Within hours, the interns were back at work. The hospital had threatened to fire them, but they were allowed to continue at their posts.
As for Rabinovitch, he left Montreal for an internship in St. Louis. It was arranged by the administrators at Notre-Dame and, ironically, took him to another Catholic hospital, where he specialized in internal medicine.
Seventy years following those dark days, Rabinovitch still makes his way to his medical clinic each day. Today, at age 94 and through one of life's rich ironies, he is thought to be Canada's oldest practising physician.

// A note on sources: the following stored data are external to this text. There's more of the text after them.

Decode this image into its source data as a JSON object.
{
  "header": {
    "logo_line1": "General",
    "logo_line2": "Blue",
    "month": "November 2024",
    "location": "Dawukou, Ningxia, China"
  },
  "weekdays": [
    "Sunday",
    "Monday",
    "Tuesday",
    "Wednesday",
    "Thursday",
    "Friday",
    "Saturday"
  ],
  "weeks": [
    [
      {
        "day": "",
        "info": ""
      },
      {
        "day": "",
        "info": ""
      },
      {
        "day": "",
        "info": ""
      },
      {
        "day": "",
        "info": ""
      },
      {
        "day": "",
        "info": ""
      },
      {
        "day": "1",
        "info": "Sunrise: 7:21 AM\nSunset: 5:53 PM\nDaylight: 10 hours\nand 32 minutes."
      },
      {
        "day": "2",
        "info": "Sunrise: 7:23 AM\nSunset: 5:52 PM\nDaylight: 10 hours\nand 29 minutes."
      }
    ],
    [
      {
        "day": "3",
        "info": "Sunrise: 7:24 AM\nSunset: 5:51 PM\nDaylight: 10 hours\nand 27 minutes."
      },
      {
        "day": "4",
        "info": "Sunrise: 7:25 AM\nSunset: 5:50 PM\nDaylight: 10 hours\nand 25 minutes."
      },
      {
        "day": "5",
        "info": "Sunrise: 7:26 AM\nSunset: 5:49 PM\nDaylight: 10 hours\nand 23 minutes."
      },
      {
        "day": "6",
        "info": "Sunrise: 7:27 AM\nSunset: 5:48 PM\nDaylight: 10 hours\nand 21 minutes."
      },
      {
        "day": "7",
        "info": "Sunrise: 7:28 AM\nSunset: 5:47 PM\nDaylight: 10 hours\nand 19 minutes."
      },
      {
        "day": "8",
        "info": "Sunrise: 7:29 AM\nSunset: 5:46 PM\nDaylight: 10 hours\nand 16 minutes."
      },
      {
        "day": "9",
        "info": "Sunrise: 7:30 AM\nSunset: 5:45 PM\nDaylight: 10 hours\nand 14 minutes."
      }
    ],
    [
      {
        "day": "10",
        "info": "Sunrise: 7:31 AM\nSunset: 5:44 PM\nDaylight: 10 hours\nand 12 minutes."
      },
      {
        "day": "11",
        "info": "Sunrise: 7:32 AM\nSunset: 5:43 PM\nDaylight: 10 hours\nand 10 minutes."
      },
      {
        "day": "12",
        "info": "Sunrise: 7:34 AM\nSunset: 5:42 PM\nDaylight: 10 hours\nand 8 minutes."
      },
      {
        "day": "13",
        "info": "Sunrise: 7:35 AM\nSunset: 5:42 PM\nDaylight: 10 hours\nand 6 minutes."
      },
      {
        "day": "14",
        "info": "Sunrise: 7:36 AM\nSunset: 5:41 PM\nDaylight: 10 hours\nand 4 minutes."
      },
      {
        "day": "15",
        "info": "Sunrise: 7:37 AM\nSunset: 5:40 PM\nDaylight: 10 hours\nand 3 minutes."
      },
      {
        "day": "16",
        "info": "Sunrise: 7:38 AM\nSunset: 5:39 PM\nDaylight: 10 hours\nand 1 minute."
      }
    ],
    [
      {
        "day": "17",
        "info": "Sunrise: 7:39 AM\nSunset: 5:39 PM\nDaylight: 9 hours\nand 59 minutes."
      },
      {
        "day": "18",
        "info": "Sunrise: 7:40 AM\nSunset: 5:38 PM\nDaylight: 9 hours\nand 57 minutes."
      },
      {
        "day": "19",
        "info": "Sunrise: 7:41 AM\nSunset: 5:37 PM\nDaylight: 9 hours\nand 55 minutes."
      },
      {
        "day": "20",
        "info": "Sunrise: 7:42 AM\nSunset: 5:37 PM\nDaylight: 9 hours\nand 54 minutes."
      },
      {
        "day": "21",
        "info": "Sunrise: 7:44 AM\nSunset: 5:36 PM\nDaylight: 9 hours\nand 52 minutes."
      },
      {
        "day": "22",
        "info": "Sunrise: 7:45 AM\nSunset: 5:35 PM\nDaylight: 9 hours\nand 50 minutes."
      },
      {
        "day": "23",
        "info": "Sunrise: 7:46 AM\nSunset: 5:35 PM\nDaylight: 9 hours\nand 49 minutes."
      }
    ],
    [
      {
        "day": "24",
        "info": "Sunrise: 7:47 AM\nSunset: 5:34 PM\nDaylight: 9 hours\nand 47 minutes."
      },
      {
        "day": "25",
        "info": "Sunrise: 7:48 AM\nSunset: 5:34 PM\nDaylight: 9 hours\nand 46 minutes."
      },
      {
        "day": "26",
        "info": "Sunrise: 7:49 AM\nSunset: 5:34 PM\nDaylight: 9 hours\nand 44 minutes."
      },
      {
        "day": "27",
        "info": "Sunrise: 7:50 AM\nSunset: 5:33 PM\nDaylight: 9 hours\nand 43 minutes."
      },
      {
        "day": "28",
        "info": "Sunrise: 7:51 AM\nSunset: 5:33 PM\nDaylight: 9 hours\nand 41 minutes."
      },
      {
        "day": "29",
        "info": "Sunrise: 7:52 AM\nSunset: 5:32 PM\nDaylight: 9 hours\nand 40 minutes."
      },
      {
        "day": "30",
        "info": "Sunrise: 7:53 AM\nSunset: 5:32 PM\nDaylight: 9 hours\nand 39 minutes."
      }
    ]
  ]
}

When he returned to Montreal to practise in 1940, his patients included both Catholics and Jews. “The patients cared more about my reputation for being a caring and honest doctor than they did about my religion,” Rabinovitch explains.
As for that long-ago strike, he sums up his feelings this way: “I bear no ill will toward anybody. The hospital administration was wonderful to me — it was just a few instigators that stirred up all the trouble, and for them it was just the case that I was Jewish and they were Catholics.
“I just did not belong. I suppose in the end that is the frightening thing about hatred ... it is just that simple.”